Il ricordo di Flaborea: «A suon di “ganci” abbattemmo l’Armata Rossa»
Pivot e capitano della Ignis, toccò a lui sollevare la coppa e portarla nel giro di campo dopo la partita. «Prima della gara uscì un doppio arcobaleno: il "segno" che non potevamo perdere»
In quella notte magica in cui il basket varesino toccò per la prima volta il vertice europeo, fu lui a sollevare per primo la Coppa dei Campioni. Ottorino Flaborea, veneziano di classe 1940, era il capitano di quella Ignis disegnata in campo dal genio di Aza Nikolic e anche nella finale di Sarajevo lasciò una firma indelebile con una serie di canestri decisivi. Specialista del tiro "in gancio", si ritrovò questa caratteristica nel soprannome: Capitan Uncino.

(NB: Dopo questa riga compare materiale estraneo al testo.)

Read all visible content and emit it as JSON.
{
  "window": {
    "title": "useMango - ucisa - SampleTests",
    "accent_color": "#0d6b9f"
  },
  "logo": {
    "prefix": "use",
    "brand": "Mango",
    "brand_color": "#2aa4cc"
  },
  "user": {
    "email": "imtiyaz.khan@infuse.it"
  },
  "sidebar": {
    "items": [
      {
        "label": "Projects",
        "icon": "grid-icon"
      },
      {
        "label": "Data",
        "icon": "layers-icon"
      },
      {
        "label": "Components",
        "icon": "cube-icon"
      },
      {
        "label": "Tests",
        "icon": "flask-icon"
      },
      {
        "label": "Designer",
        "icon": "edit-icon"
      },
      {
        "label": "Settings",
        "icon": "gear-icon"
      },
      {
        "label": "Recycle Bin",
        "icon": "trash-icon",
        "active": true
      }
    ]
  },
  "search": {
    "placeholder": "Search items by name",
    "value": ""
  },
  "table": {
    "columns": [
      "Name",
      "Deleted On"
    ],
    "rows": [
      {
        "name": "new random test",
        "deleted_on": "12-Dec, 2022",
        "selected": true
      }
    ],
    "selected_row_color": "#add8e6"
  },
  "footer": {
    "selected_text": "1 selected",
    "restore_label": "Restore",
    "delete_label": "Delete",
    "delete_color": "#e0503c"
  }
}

Flaborea, quella di Sarajevo è davvero la "partitissima" del basket varesino?
«Direi di sì: vincemmo altre finali e altre coppe dopo Sarajevo, ma quel successo fu incredibile e permise alla Ignis di inziare la sua serie straordinaria. Fu una serata entusiasmante e ancora oggi, parlando con gli altri protagonisti di quella squadra, mi vengono in mente solo cose belle».

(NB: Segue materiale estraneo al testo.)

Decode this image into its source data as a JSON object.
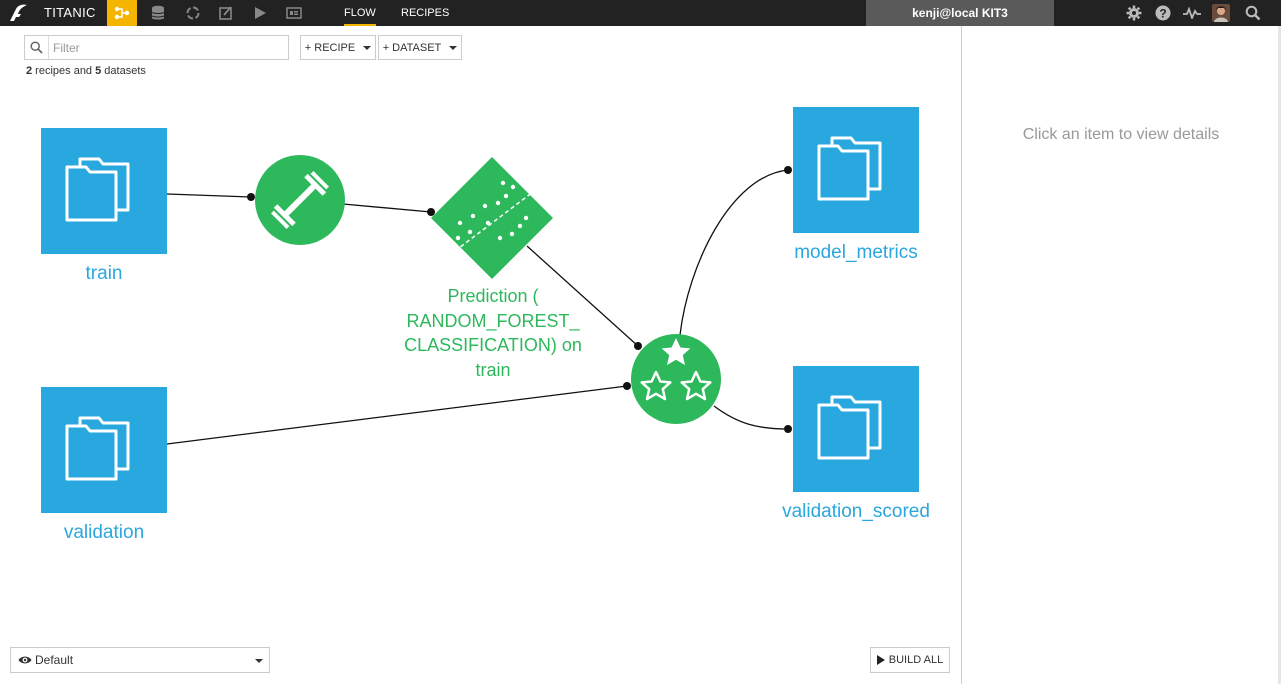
{
  "header": {
    "project_name": "TITANIC",
    "tabs": [
      {
        "label": "FLOW",
        "active": true
      },
      {
        "label": "RECIPES",
        "active": false
      }
    ],
    "user_label": "kenji@local KIT3",
    "nav_icons": [
      "flow-icon",
      "datasets-icon",
      "recipes-cycle-icon",
      "notebook-icon",
      "jobs-play-icon",
      "dashboard-icon"
    ],
    "right_icons": [
      "gear-icon",
      "help-icon",
      "activity-icon",
      "avatar",
      "search-icon"
    ],
    "accent_color": "#f5b400"
  },
  "toolbar": {
    "filter_placeholder": "Filter",
    "recipe_button_label": "+ RECIPE",
    "dataset_button_label": "+ DATASET",
    "summary": {
      "recipes_count": "2",
      "recipes_text": " recipes and ",
      "datasets_count": "5",
      "datasets_text": " datasets"
    }
  },
  "flow": {
    "datasets": [
      {
        "name": "train",
        "icon": "folder-icon"
      },
      {
        "name": "validation",
        "icon": "folder-icon"
      },
      {
        "name": "model_metrics",
        "icon": "folder-icon"
      },
      {
        "name": "validation_scored",
        "icon": "folder-icon"
      }
    ],
    "recipes": [
      {
        "name": "",
        "icon": "dumbbell-icon",
        "kind": "train"
      },
      {
        "name": "",
        "icon": "stars-icon",
        "kind": "score"
      }
    ],
    "model": {
      "name": "Prediction ( RANDOM_FOREST_ CLASSIFICATION) on train",
      "icon": "scatter-model-icon"
    },
    "dataset_color": "#29a8e0",
    "recipe_color": "#2eb85c"
  },
  "footer": {
    "view_select_value": "Default",
    "build_all_label": "BUILD ALL"
  },
  "details_panel": {
    "hint": "Click an item to view details"
  }
}
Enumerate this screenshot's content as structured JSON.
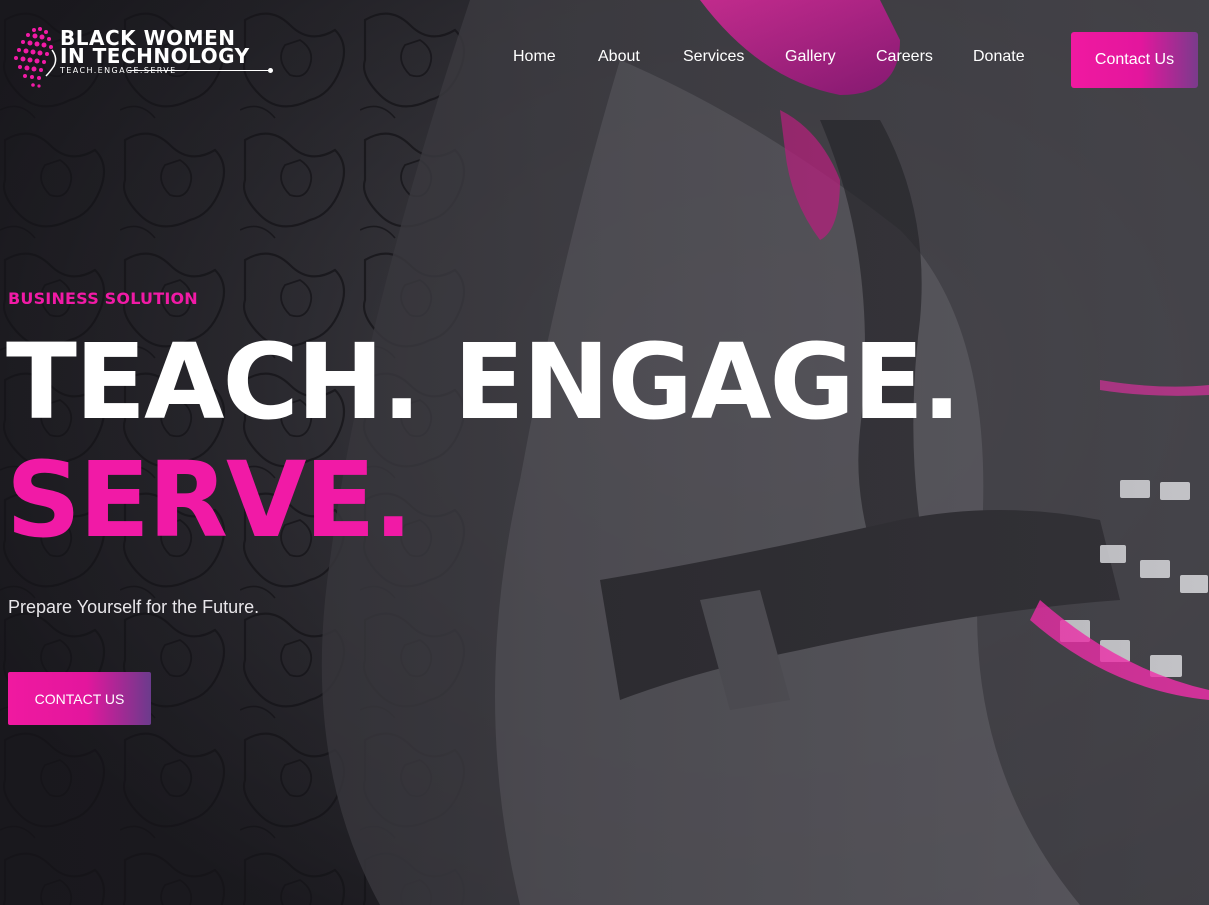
{
  "brand": {
    "name_line1": "BLACK WOMEN",
    "name_line2": "IN TECHNOLOGY",
    "tagline": "TEACH.ENGAGE.SERVE",
    "logo_icon": "pixel-woman-profile-icon",
    "accent_color": "#f11aa6"
  },
  "nav": {
    "items": [
      {
        "label": "Home"
      },
      {
        "label": "About"
      },
      {
        "label": "Services"
      },
      {
        "label": "Gallery"
      },
      {
        "label": "Careers"
      },
      {
        "label": "Donate"
      }
    ],
    "contact_label": "Contact Us"
  },
  "hero": {
    "eyebrow": "BUSINESS SOLUTION",
    "headline_line1": "TEACH. ENGAGE.",
    "headline_line2": "SERVE.",
    "subtext": "Prepare Yourself for the Future.",
    "cta_label": "CONTACT US",
    "headline_color": "#ffffff",
    "highlight_color": "#f11aa6"
  }
}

Come vi avvicinaste alla finale?
«Eravamo tutti tesi, forse anche un po’ titubanti. Avevamo già giocato contro l’Armata Rossa nel girone dei quarti, quando perdemmo nettamente a Mosca ma poi vincemmo in modo altrettanto largo a Masnago. Quindi era difficile prevedere l’andamento della partita in campo neutro. Prima di arrivare al palazzetto però, guardammo fuori e vedemmo un doppio arcobaleno: quello ci sembrò un segno del destino e ci convinse che era la volta buona».
Cosa si ricorda della partita?
«Prima di tutto il palazzo dello sport: nuovo, molto bello, strapieno di gente. I tifosi di Varese si facevano sentire eccome, infatti non saprei dire in quanti erano ma di certo fecero un gran baccano. Partimmo alla grande ma quando Jones si fece espellere subentrò una certa paura anche perché Meneghin aveva già tre falli ed era l’unico lungo vero della squadra, se rapportato ai pivot dell’Armata Rossa. Andreev era immarcabile e allora lo limitammo con la zona: mi ricordo una battaglia durissima, una grande fatica ma alla fine una gioia altrettanto enorme». – Foto a lato: Flaborea nella recente partita in onore di Manuel Raga.

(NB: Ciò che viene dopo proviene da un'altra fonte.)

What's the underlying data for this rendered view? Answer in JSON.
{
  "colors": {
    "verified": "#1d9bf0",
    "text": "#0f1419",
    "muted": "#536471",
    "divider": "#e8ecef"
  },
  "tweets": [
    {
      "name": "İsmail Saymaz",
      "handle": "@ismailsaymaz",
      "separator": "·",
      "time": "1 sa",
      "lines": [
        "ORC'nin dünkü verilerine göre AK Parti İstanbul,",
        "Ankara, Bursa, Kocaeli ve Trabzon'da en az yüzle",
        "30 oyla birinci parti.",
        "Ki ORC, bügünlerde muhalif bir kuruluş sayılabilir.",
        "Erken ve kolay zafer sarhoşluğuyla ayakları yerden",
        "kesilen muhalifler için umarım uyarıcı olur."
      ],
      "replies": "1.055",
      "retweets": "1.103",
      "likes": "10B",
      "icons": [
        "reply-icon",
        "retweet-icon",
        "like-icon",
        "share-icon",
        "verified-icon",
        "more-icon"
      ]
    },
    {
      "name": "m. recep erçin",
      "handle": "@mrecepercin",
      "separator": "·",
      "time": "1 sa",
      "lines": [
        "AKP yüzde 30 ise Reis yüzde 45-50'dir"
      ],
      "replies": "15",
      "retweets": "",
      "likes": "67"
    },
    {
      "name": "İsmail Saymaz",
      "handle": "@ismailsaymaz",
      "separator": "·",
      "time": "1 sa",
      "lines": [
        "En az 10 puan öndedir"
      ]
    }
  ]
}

Non si dimentichi di quella serie di "uncini" che proprio lei mise a segno!
«No di certo: oltre ad Andreev loro avevano un altro ottimo pivot, Zarmukamedov che però fece cinque falli. A quel punto per me ci fu più spazio e allora via con quei tiri che sono stati la mia specialità. Ho scelto il momento giusto e magari sono stato un po’ fortunato, visto che ne segnai due anche di sinistro; ricordo che Alachachan, il loro allenatore sottolineò che non si aspettava questi miei canestri. Meglio così».
E così toccò proprio a lei sollevare la Coppa per primo e portarla nel giro di campo celebrativo.
«Esatto, ma al mio fianco ci fu anche Dino (Meneghin ndr – nella foto in alto tratta da "La Pallacanestro Varese" di Renato Tadini). Quel giorno, a vent’anni, fece una partita prodigiosa, incredibile: credo che fu proprio quel match a lanciarlo ai massimi livelli. E poi avevo bisogno di qualcuno che mi aiutasse: tra la stanchezza, il basamento in legno e la coppa in metallo, il trofeo era anche difficile da trasportare. Ma l’ho fatto davvero molto volentieri».